The name “R” was derived from the first initials of its original two programmers, “R”obert Gentleman and “R”oss Ihaka. The decision to name the language using a single English letter is what might, charitably, be called a joke on the part of these two programmers, who saw themselves poking fun at R’s parent language, which was given the unimaginative name of “S”. In the 1970s the S language had undergone its initial development at the famous Bell Laboratories with the primary aim of enabling and encouraging “GOOD DATA ANALYSIS”- a goal so fundamental to the ethos of S that the authors, Becker and Chamber (1984), felt they had to emphasize it using uppercase lettering inside the preface to the language’s inaugural instruction manual (the uppercase lettering has been reproduced here for the reader’s benefit). The familial correspondence R has with S is present even to this day, to such an extent that Becker and Chamber’s original manual could probably function decently well as an introductory manual to R itself.

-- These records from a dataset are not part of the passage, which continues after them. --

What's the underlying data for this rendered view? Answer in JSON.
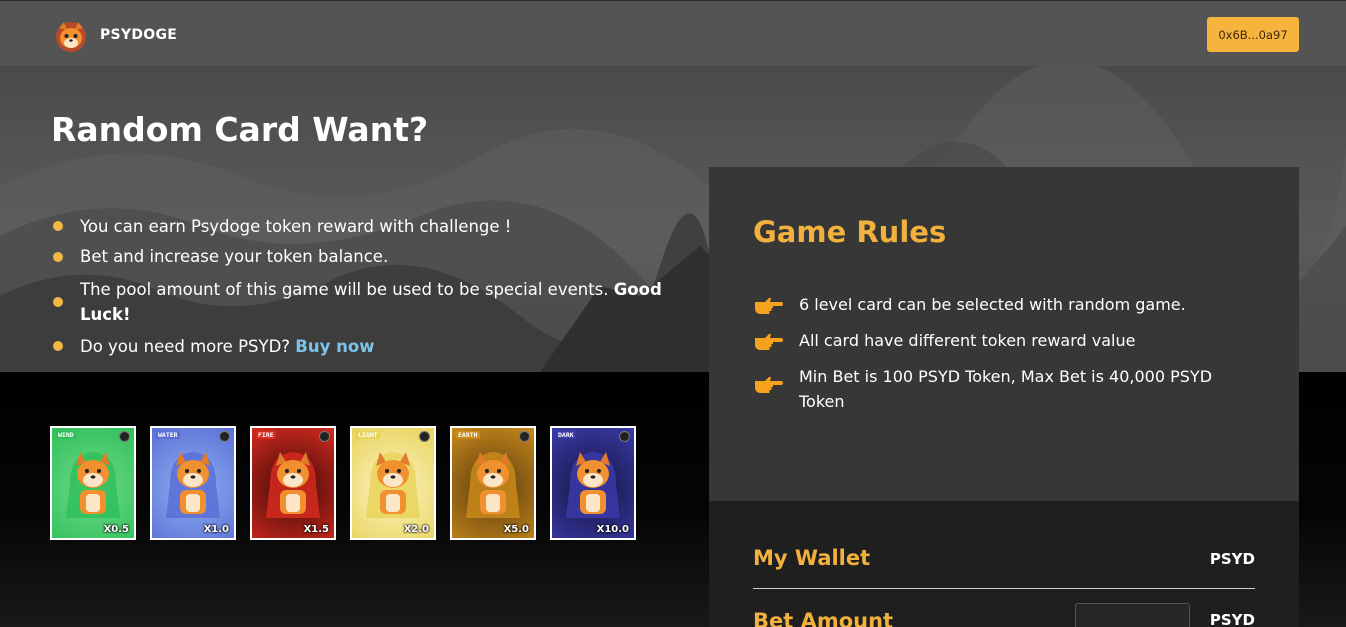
{
  "header": {
    "brand": "PSYDOGE",
    "wallet_address": "0x6B...0a97",
    "logo_icon": "shiba-doge-logo-icon"
  },
  "hero": {
    "headline": "Random Card Want?",
    "features": [
      "You can earn Psydoge token reward with challenge !",
      "Bet and increase your token balance.",
      "The pool amount of this game will be used to be special events."
    ],
    "features_bold_tail": "Good Luck!",
    "more_prefix": "Do you need more PSYD?",
    "buy_link": "Buy now",
    "bullet_color": "#f2b844"
  },
  "cards": [
    {
      "element": "WIND",
      "multiplier": "X0.5",
      "color": "#2fbf5a",
      "bg": "#6fd98a"
    },
    {
      "element": "WATER",
      "multiplier": "X1.0",
      "color": "#5a6fd6",
      "bg": "#8eb0f0"
    },
    {
      "element": "FIRE",
      "multiplier": "X1.5",
      "color": "#d62a1e",
      "bg": "#3a0a08"
    },
    {
      "element": "LIGHT",
      "multiplier": "X2.0",
      "color": "#e8d35a",
      "bg": "#fbf3c2"
    },
    {
      "element": "EARTH",
      "multiplier": "X5.0",
      "color": "#c98a1a",
      "bg": "#5a3a10"
    },
    {
      "element": "DARK",
      "multiplier": "X10.0",
      "color": "#3a3aa8",
      "bg": "#151540"
    }
  ],
  "rules": {
    "title": "Game Rules",
    "items": [
      "6 level card can be selected with random game.",
      "All card have different token reward value",
      "Min Bet is 100 PSYD Token, Max Bet is 40,000 PSYD Token"
    ],
    "accent_color": "#f2b13d",
    "item_icon": "pointing-hand-icon"
  },
  "bet": {
    "wallet_label": "My Wallet",
    "wallet_unit": "PSYD",
    "amount_label": "Bet Amount",
    "amount_unit": "PSYD",
    "amount_value": ""
  }
}
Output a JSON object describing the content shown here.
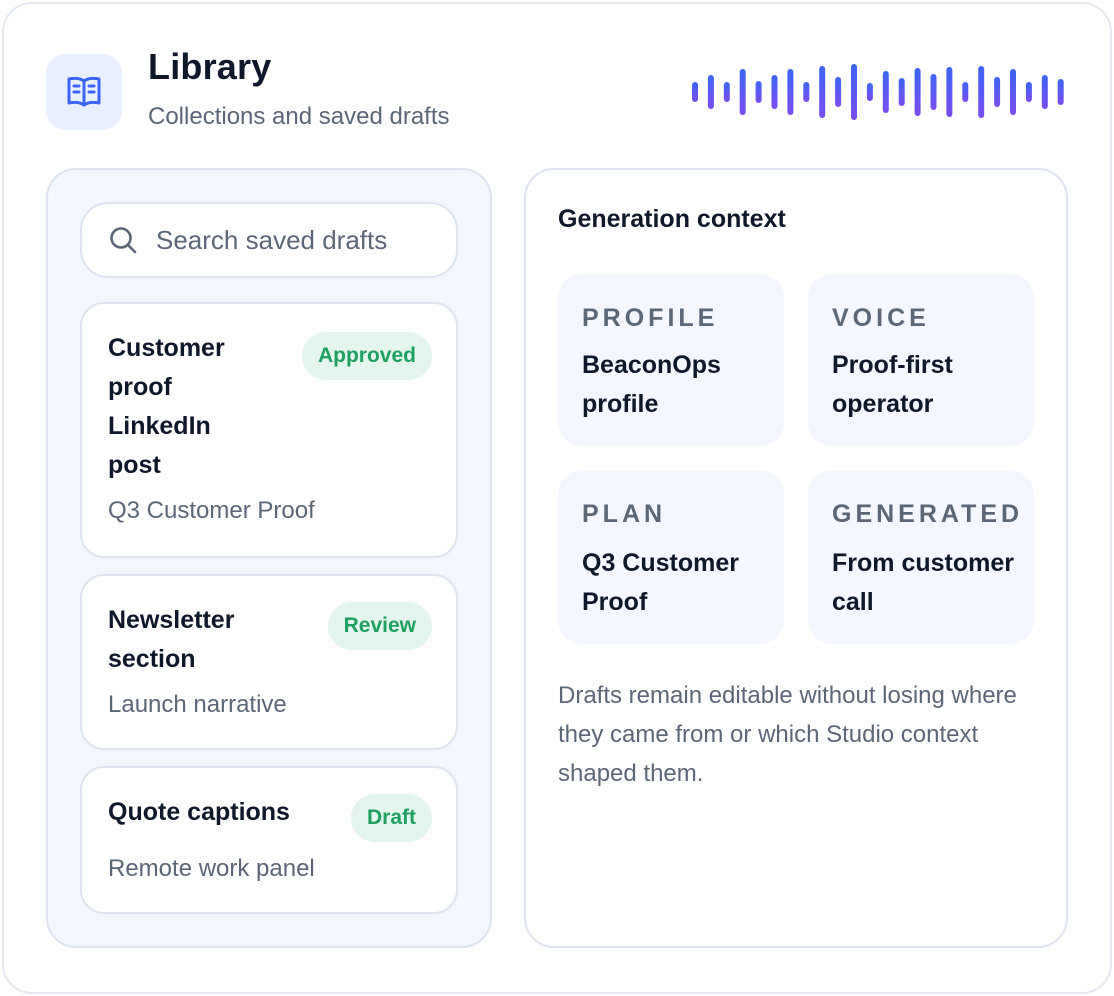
{
  "header": {
    "title": "Library",
    "subtitle": "Collections and saved drafts",
    "icon": "book-open-icon"
  },
  "colors": {
    "accent": "#3b66f5",
    "accent_end": "#7b4df0",
    "approved": "#1fa060",
    "badge_bg": "#e3f5ec",
    "panel_bg": "#f4f7fd"
  },
  "search": {
    "placeholder": "Search saved drafts",
    "value": ""
  },
  "drafts": [
    {
      "title": "Customer proof LinkedIn post",
      "subtitle": "Q3 Customer Proof",
      "status": "Approved"
    },
    {
      "title": "Newsletter section",
      "subtitle": "Launch narrative",
      "status": "Review"
    },
    {
      "title": "Quote captions",
      "subtitle": "Remote work panel",
      "status": "Draft"
    }
  ],
  "context": {
    "title": "Generation context",
    "tiles": [
      {
        "label": "PROFILE",
        "value": "BeaconOps profile"
      },
      {
        "label": "VOICE",
        "value": "Proof-first operator"
      },
      {
        "label": "PLAN",
        "value": "Q3 Customer Proof"
      },
      {
        "label": "GENERATED",
        "value": "From customer call"
      }
    ],
    "description": "Drafts remain editable without losing where they came from or which Studio context shaped them."
  }
}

1.3 Why a Progamming Language?

At this point readers might be wondering why it should ever be necessary to learn a programming language to conduct statistics and data analysis more generally. These topics are usually considered difficult enough by many students and educators, what need is there to compound this with a programming language? Why not, for instance, make use of any one of the many pieces of statistical software that already exist and (as the advertising would want you to beleive) require no requisite knowledge of programming? In other words, why not use software such as SPSS¹ or one of its many malformed, and equally expensive, doppelgängers, Minitab, SAS, and Stata.

The primary answer to this question lies in flexibility. There is rarely a single correct way to analyze data, as different datasets come with their own unique challenges and intricacies. These complexities often resist the rigid, prescriptive approaches employed by many proprietary software programs. This is not to say software like SPSS cannot adapt to such scenarios—it often can. However, this adaptation typically comes at a cost: users may need to pay for additional features not included in the original purchase, or they may face an even steeper learning curve. One that forces mastery of a obscure and enigmatic language. A language that is so specific to the software, that only a select few (if any) even seem to truly understand it.

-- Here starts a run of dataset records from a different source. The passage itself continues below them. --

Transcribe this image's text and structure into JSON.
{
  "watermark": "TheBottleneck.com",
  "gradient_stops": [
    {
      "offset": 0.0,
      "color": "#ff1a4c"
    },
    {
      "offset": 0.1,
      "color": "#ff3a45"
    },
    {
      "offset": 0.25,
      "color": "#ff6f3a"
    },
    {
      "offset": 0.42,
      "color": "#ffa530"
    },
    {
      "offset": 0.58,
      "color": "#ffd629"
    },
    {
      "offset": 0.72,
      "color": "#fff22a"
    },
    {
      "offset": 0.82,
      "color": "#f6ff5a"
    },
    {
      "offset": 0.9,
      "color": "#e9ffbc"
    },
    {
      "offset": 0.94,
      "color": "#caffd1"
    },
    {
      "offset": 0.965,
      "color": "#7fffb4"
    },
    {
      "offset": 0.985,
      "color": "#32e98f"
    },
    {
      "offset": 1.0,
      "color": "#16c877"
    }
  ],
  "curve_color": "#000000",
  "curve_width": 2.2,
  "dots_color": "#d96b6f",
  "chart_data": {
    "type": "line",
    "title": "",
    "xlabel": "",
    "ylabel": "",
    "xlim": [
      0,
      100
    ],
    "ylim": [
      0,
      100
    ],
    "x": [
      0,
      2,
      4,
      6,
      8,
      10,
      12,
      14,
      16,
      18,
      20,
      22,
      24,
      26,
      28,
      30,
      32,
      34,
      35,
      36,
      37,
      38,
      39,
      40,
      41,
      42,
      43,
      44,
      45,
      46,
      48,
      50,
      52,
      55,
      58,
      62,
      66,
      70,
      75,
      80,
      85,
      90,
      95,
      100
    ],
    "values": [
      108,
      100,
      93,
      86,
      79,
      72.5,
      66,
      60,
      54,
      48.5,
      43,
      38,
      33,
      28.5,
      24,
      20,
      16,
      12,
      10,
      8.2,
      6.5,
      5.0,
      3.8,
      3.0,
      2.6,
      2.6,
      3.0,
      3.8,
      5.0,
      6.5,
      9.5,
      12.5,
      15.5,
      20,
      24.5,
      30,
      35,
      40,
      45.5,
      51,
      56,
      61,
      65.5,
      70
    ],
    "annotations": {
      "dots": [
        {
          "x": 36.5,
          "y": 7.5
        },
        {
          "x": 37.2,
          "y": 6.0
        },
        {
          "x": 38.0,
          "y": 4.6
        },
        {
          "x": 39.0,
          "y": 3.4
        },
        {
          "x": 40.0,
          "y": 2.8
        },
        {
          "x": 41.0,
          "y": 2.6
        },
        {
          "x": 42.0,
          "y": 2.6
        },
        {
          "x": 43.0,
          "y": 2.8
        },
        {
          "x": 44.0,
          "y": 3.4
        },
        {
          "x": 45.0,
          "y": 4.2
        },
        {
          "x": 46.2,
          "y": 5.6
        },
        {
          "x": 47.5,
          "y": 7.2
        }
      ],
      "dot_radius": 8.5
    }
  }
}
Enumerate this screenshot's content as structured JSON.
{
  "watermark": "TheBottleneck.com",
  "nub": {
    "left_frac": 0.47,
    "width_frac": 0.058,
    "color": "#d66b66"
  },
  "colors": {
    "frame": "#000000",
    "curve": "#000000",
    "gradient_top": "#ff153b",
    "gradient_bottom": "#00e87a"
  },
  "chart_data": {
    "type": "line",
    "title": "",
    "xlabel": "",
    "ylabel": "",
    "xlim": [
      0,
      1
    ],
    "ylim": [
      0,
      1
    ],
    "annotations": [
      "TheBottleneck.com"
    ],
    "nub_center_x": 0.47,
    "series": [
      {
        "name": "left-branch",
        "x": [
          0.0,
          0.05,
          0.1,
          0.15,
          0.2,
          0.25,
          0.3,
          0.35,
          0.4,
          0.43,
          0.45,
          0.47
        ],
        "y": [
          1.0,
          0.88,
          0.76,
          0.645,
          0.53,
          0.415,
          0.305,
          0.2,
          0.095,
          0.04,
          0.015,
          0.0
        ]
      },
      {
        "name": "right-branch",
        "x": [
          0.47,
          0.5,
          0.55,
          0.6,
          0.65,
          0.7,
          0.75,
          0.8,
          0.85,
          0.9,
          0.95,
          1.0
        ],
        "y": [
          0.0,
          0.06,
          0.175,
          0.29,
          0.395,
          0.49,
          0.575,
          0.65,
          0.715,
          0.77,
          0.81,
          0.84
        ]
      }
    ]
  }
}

In direct contrast to this, R offers an intuitive and empowering experience for users. While it may seem daunting at first, R operates in a straightforward and logical manner, much like a calculator. Many users discover that using R is far easier than they initially expected. This is largely due to the vibrant and dedicated R community that exists online, which has cultivated an extensive network of resources over the years. Acolytes of R see it as something worthwhile to preserve and develop (often at their own personal time and expense).

Proprietary statistical software has no equivalent to this, nor will it ever. Users are often snared within its ecosystem not out of preference or love for the program, but because it is all they have ever known. Moreover, contrary to what their marketing might lead you to believe, the learning curve for these programs is dangerously steep, and users are unknowingly at risk of being lead off a cliff.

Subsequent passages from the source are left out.